Presidente da AMB defende valorização e independência da magistratura em entrevista à BandNews

Entre os temas abordados no telejornal desta quarta-feira (27), estão o contracheque único da magistratura e a garantia da vitaliciedade
Em entrevista ao telejornal Manhã BandNews, nesta quarta-feira (27), a presidente da AMB, Vanessa Mateus, comentou as principais pautas recentes envolvendo a magistratura nacional. Entre os assuntos abordados, estiveram as decisões do Supremo Tribunal Federal (STF) e do Conselho Nacional de Justiça (CNJ) relacionadas à política remuneratória dos magistrados.
Um dos destaques da entrevista foi a proposta do presidente do STF e do CNJ, ministro Edson Fachin, que instituiu o contracheque único para magistrados de todo o país. A medida busca padronizar mais de 500 nomenclaturas de verbas atualmente utilizadas pelos tribunais brasileiros.
Outro tema tratado na entrevista foi a decisão da Primeira Turma do STF sobre a impossibilidade de aplicação da aposentadoria compulsória como sanção disciplinar a magistrados após a Reforma da Previdência de 2019.
Segundo a presidente da AMB, o debate deve ser compreendido sob a ótica da preservação da independência judicial e da garantia da vitaliciedade.
“A perda do cargo sempre existiu. Esse tema nunca foi muito bem compreendido. A nossa preocupação não é com a aposentadoria compulsória em si, mas com a garantia de que qualquer cidadão tenha a segurança de que o juiz não vai ceder diante de uma parte mais poderosa. O juiz só deve perder o cargo por decisão judicial. Isso é uma garantia para a população. Foi isso que a AMB sempre defendeu: a vitaliciedade, que permanece mantida com a decisão”, explicou.
Durante a conversa, a juíza Vanessa Mateus afirmou que a uniformização das nomenclaturas contribui para ampliar a compreensão da sociedade sobre a estrutura remuneratória da magistratura.
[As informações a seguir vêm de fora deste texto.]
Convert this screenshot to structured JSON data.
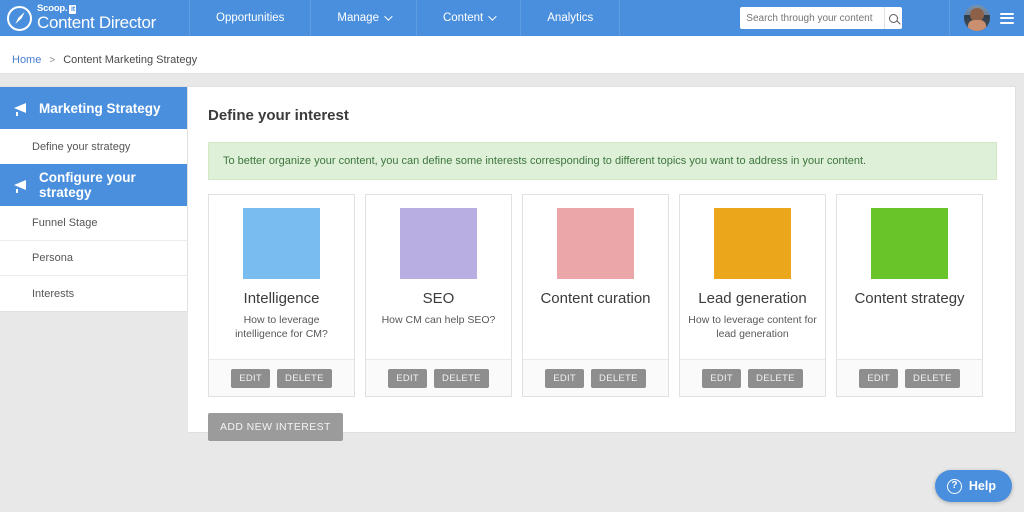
{
  "brand": {
    "badge_text": "it",
    "name_top": "Scoop.",
    "name_main": "Content Director",
    "compass_icon": "compass-icon"
  },
  "nav": {
    "items": [
      {
        "label": "Opportunities",
        "has_chevron": false
      },
      {
        "label": "Manage",
        "has_chevron": true
      },
      {
        "label": "Content",
        "has_chevron": true
      },
      {
        "label": "Analytics",
        "has_chevron": false
      }
    ]
  },
  "search": {
    "placeholder": "Search through your content",
    "value": "",
    "icon": "search-icon"
  },
  "user": {
    "avatar_label": "user-avatar",
    "menu_icon": "hamburger-menu-icon"
  },
  "breadcrumb": {
    "home": "Home",
    "separator": ">",
    "current": "Content Marketing Strategy"
  },
  "sidebar": {
    "sections": [
      {
        "header": "Marketing Strategy",
        "icon": "megaphone-icon",
        "items": [
          "Define your strategy"
        ]
      },
      {
        "header": "Configure your strategy",
        "icon": "megaphone-icon",
        "items": [
          "Funnel Stage",
          "Persona",
          "Interests"
        ]
      }
    ]
  },
  "main": {
    "title": "Define your interest",
    "notice": "To better organize your content, you can define some interests corresponding to different topics you want to address in your content.",
    "add_button": "ADD NEW INTEREST",
    "card_actions": {
      "edit": "EDIT",
      "delete": "DELETE"
    },
    "cards": [
      {
        "title": "Intelligence",
        "description": "How to leverage intelligence for CM?",
        "color": "#78bcf0"
      },
      {
        "title": "SEO",
        "description": "How CM can help SEO?",
        "color": "#b9aee2"
      },
      {
        "title": "Content curation",
        "description": "",
        "color": "#eaa6a8"
      },
      {
        "title": "Lead generation",
        "description": "How to leverage content for lead generation",
        "color": "#eba61c"
      },
      {
        "title": "Content strategy",
        "description": "",
        "color": "#69c42a"
      }
    ]
  },
  "help": {
    "label": "Help",
    "icon": "question-circle-icon"
  },
  "colors": {
    "brand_blue": "#4a8fdd",
    "notice_bg": "#dff0d8",
    "notice_text": "#3c763d",
    "button_gray": "#8e8e8e",
    "page_bg": "#e8e8e8"
  }
}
“A AMB entende que, quanto mais clara for a remuneração dos magistrados, melhor para a sociedade. É melhor para quem quer compreender e melhor para os magistrados, que não têm nada a esconder. Hoje existe uma profusão de nomes diferentes em cada estado, em razão da autonomia administrativa e financeira dos tribunais. O que se pretende é justamente a padronização dessas nomenclaturas”, afirmou.
A magistrada ressaltou ainda que a transparência já faz parte da realidade do Poder Judiciário, uma vez que todas as verbas são divulgadas nos portais de transparência dos tribunais.
“A transparência já existia. Todas as verbas já eram lançadas nos portais. Para os juízes, isso é importante porque nunca se recebeu nada que fosse indevido ou sem justificativa pelo trabalho prestado. Se isso conseguir ser demonstrado à sociedade de forma clara, é bom para todos”, completou.
A presidente da AMB observou ainda que a aposentadoria compulsória não representava um prêmio ao magistrado punido, uma vez que os valores recebidos correspondiam às contribuições previdenciárias realizadas ao longo da carreira.
“Entendeu-se que isso não cabe mais, mas essa não é a principal questão para a AMB. O que importa é saber como ficarão as contribuições vertidas pelo juiz ao sistema previdenciário. Esse debate ainda será feito no Congresso Nacional, onde há uma PEC em tramitação sobre o tema”, concluiu.